Há problemas na norma? Claro que sim. Há algumas fragilidades sobre unificação de bases de dados que serão de difícil e arriscada implementação, mas que se constituem em um movimento inevitável no atual contexto. Se o Brasil não informatizar o seu governo, aí vamos de vez para os porões da História e todo mundo já percebeu isso. Não se trata de uma medida de governo, mas de Estado e é preciso trata-la com a urgência que merece.
Como não haveria de ser diferente, a norma cria balizas gerais para que os governos estaduais e municipais instituam seus serviços públicos digitais também. E como não poderia deixar de ser diferente, a norma estabelece, explicitamente, que o Governo Digital deve respeitar a Lei de Acesso à Informação e a Lei Geral de Proteção de Dados.
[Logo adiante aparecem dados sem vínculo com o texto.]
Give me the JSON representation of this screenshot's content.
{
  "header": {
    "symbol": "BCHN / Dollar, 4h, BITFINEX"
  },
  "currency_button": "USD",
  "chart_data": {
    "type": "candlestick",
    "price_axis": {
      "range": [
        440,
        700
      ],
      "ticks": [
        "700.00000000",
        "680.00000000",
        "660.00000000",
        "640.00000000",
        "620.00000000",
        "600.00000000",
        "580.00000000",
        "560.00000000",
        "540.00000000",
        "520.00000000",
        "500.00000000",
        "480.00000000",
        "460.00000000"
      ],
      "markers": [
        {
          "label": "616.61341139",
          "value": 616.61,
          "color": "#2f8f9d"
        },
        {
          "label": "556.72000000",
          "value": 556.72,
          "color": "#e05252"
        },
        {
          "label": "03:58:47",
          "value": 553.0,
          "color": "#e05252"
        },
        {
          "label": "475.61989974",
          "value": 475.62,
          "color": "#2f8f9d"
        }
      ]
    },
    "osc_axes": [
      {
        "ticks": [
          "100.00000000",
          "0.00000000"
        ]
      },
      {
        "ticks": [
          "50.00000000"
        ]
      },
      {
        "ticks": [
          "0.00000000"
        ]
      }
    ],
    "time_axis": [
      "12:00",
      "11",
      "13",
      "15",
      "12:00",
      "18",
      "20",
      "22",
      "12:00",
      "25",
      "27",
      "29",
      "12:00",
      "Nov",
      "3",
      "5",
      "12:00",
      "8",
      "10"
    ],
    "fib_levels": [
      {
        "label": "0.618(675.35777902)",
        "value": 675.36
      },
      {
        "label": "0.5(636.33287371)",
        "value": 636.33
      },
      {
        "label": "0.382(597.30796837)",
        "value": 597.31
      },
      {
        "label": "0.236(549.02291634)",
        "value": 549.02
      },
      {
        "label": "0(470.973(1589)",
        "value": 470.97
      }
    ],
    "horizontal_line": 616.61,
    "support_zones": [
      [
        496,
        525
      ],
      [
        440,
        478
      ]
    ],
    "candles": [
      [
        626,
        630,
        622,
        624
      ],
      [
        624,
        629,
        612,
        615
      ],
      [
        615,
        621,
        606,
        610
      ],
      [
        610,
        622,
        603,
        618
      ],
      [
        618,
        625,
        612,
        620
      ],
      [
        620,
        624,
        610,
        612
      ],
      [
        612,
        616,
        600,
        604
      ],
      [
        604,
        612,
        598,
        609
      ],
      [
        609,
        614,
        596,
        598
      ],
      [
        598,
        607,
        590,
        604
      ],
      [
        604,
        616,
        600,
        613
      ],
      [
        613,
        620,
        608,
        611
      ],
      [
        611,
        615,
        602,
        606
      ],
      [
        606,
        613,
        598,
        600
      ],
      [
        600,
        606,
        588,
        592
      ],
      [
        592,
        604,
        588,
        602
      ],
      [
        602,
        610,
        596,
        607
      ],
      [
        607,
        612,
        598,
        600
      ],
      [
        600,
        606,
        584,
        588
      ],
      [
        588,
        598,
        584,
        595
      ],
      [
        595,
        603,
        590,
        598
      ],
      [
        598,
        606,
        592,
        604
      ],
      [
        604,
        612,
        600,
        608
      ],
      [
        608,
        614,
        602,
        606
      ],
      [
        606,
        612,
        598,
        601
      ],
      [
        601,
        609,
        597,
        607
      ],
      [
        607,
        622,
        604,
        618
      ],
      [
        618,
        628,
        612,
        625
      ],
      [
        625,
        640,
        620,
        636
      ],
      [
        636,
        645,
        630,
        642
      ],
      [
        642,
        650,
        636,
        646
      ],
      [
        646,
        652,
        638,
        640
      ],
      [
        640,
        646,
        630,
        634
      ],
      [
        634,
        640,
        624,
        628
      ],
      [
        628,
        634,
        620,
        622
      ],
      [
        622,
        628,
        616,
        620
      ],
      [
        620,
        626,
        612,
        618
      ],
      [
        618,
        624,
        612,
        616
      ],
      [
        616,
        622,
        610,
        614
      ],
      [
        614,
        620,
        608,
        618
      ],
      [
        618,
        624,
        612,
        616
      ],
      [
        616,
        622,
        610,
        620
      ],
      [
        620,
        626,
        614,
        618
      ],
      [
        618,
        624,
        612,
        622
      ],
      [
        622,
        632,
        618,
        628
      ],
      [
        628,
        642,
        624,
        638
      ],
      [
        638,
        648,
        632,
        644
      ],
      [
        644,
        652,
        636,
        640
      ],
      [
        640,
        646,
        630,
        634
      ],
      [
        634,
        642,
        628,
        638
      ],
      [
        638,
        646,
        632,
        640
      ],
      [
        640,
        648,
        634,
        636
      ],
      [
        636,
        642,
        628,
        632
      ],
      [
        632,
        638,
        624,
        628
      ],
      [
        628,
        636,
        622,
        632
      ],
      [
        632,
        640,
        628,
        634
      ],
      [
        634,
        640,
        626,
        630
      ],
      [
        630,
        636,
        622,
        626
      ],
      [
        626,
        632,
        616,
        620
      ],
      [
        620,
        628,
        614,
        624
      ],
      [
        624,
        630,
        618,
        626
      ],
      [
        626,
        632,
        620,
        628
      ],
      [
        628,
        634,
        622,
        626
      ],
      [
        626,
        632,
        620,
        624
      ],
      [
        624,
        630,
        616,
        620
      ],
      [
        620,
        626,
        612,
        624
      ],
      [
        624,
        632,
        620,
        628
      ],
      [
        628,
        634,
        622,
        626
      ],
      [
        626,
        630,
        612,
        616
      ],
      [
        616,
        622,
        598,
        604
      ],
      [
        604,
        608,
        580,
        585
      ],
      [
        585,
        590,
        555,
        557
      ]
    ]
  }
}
Ou seja, em movimentos diferentes, contextos diferentes e oriundo de demandas sociais (locais e internacionais) diferentes, acabamos por criar um verdadeiro microssistema de governança pública digital, alicerçado em 4 normas que constituem um tripé e serão os instrumentos necessários para que os próximos gestores tentem incluir o Brasil pelo menos próximo dos avançados sistemas de governança que os países dos BRICS já possuem.
Não existe paraíso na terra, outros países em desenvolvimento não são exemplo em tudo, mas podem nos dar boa noção de como estamos atrasados. Os instrumentos estão postos e agora a única coisa é boa vontade política dos agentes envolvidos, criatividade, uma boa quantidade de gente empenhada e litros infinitos de café para colocar tudo isso na prática, impactar positivamente a vida dos cidadãos e tornar a Administração Pública mais eficiente, mais amigável e mais conectada com a realidade.

Hudson O. Cambraia- Advogado especialista em Direito Público, Mestre, Professor Universitário.
É um desafio imenso, não há dúvida; vai gerar muitas discussões, também é óbvio; mas todo mundo só tem a ganhar. Daí porque dedicaremos um bom tempo aqui para tratar deste tema tão relevante para todos. Literalmente, é só o começo.